Last July, a New Haven car rental company made headlines because it used a monitoring service in its cars to charge renters $150 every time they exceeded 79 mph for more than two minutes. A man who was charged $150 twice complained, and the state, rather than point to the contract he signed to use the rental car that apparently mentioned this proviso, defended his right to speed.

Okay, so perhaps the company didn't disclose enough, but some reports made it clear that the fee for speeding was displayed in large type and required initialing. The State of Connecticut just found the firm violated the Unfair Trade Practices Act, and told them to stop and refund fees. (Oddly, the stories last July indicated the same thing, but the state must have needed to go through a formal process that just ended.)

Because there were competitors in the market, I thought it was perfectly legitimate for the company to state its terms, ask people to behave reasonably, and monitor their behavior. They were a private company, for chrissakes, not the government. And you consented to the monitoring and the fines (at least in some versions).

Around the time the news story broke on this, cartoonist Tom Tomorrow produced one of his This Modern World panels on the subjects. I wrote Tom (actually Dan Perkins) about the issue and how it was hardly in the same league as government monitoring because it was voluntary and there were other options. He wrote back that he was stunned that anyone would defend the company, but he saw where I was coming from even though he disagreed. We both agreed that New Haven is full of people trying to rip you off, as I can testify from five years of living there (Dan lived there at one point, too).

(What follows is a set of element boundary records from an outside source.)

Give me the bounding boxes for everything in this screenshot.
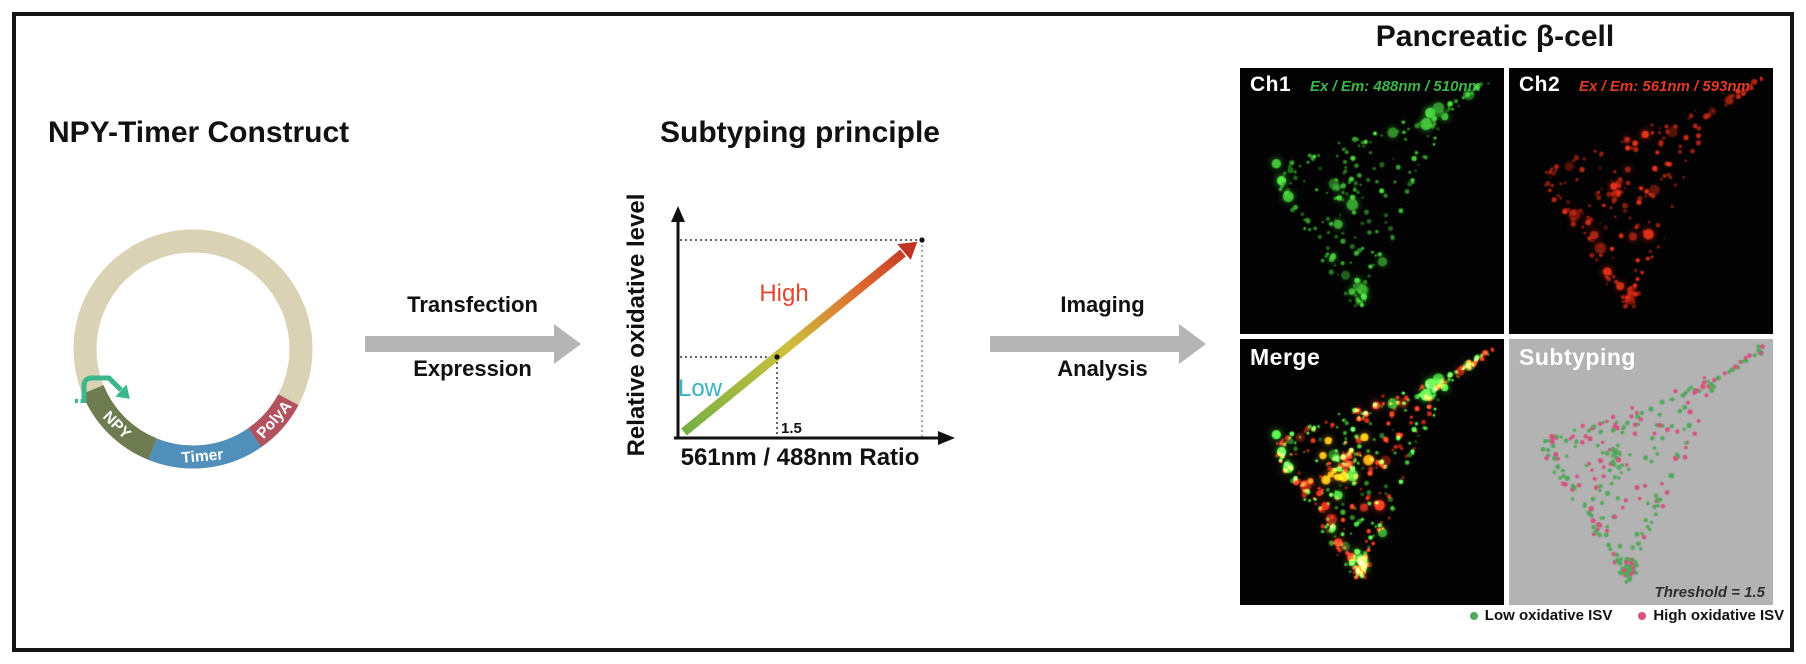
y-axis-arrowhead <box>671 206 685 222</box>
legend-item-low: Low oxidative ISV <box>1469 607 1613 624</box>
arrow-head <box>554 324 581 364</box>
x-axis-label: 561nm / 488nm Ratio <box>681 444 920 471</box>
high-isv-dot-icon <box>1638 611 1647 620</box>
transfection-label: Transfection <box>407 292 538 317</box>
plasmid-segment-npy <box>82 384 158 460</box>
x-axis-arrowhead <box>938 431 955 445</box>
micrograph-grid: Ch1 Ex / Em: 488nm / 510nm Ch2 Ex / Em: … <box>1240 68 1773 605</box>
panel-ch2: Ch2 Ex / Em: 561nm / 593nm <box>1509 68 1773 334</box>
panel-subtyping: Subtyping Threshold = 1.5 <box>1509 339 1773 605</box>
oxidative-gradient-line <box>681 249 906 436</box>
promoter-arrowhead <box>115 384 130 399</box>
low-isv-dot-icon <box>1469 611 1478 620</box>
principle-plot: High Low 1.5 561nm / 488nm Ratio Relativ… <box>623 194 955 471</box>
subtyping-label: Subtyping <box>1519 344 1636 370</box>
timer-label: Timer <box>181 446 224 467</box>
low-label: Low <box>678 375 723 402</box>
ch1-label: Ch1 <box>1250 73 1292 96</box>
high-label: High <box>759 280 808 307</box>
expression-label: Expression <box>413 356 532 381</box>
imaging-arrow <box>990 324 1206 364</box>
imaging-label: Imaging <box>1060 292 1145 317</box>
analysis-label: Analysis <box>1057 356 1148 381</box>
ch1-exem-label: Ex / Em: 488nm / 510nm <box>1310 78 1481 95</box>
panel-merge: Merge <box>1240 339 1504 605</box>
ch2-label: Ch2 <box>1519 73 1561 96</box>
subtype-legend: Low oxidative ISV High oxidative ISV <box>1462 607 1792 624</box>
legend-high-label: High oxidative ISV <box>1653 607 1785 624</box>
y-axis-label: Relative oxidative level <box>623 194 650 457</box>
construct-title: NPY-Timer Construct <box>48 116 350 149</box>
plasmid-segment-timer <box>148 427 262 469</box>
arrow-body <box>365 336 554 352</box>
arrow-body <box>990 336 1179 352</box>
merge-label: Merge <box>1250 344 1321 370</box>
ch2-micrograph <box>1509 68 1773 334</box>
ch1-micrograph <box>1240 68 1504 334</box>
promoter-arrow <box>81 375 123 403</box>
arrow-head <box>1179 324 1206 364</box>
legend-low-label: Low oxidative ISV <box>1484 607 1613 624</box>
principle-title: Subtyping principle <box>659 116 940 149</box>
legend-item-high: High oxidative ISV <box>1638 607 1784 624</box>
plasmid-segment-polya <box>248 393 299 447</box>
high-end-point <box>919 237 925 243</box>
ch2-exem-label: Ex / Em: 561nm / 593nm <box>1579 78 1750 95</box>
bcell-title: Pancreatic β-cell <box>1375 20 1615 53</box>
transfection-arrow <box>365 324 581 364</box>
oxidative-gradient-arrowhead <box>897 241 918 260</box>
panel-ch1: Ch1 Ex / Em: 488nm / 510nm <box>1240 68 1504 334</box>
threshold-tick-label: 1.5 <box>781 420 802 437</box>
figure-border <box>12 12 1794 652</box>
plasmid-diagram: NPY Timer PolyA <box>73 229 313 469</box>
subtyping-map <box>1509 339 1773 605</box>
merge-micrograph <box>1240 339 1504 605</box>
threshold-note: Threshold = 1.5 <box>1654 584 1765 601</box>
threshold-point <box>774 354 780 360</box>
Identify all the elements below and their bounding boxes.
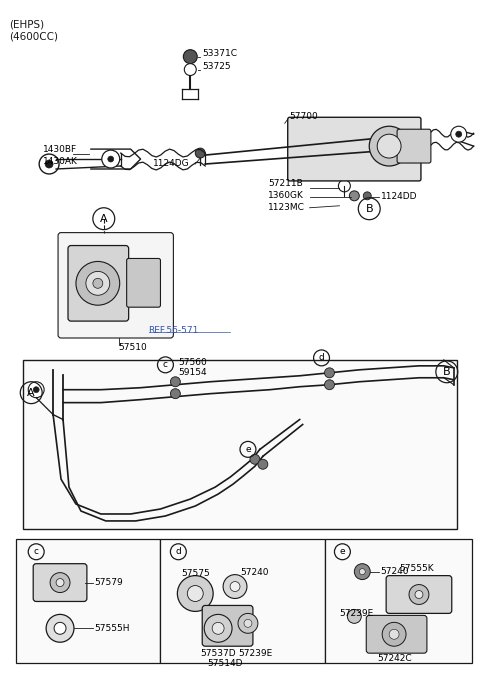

Of course, the hilarious side story to Acme Rent-a-Car (their real name) was that it turned out that many national and regional rental car agencies are monitoring cars all the time through a variety of services. So far, these companies have used this for good: locked your rental car keys in the car? Great, they can send a signal and remotely unlock it. Car stolen? They can find it. Shouldn't that bother people, too? No, it's not the government. Then tell me again what's wrong with Acme's policy. (Oh, yeah, they tried to justify it on the basis of expense: wear and tear. So why can hotels charge $150 if you smoke in a non-smoking room even if it costs them $5 to clean it? Not that I want smokers to have that right.)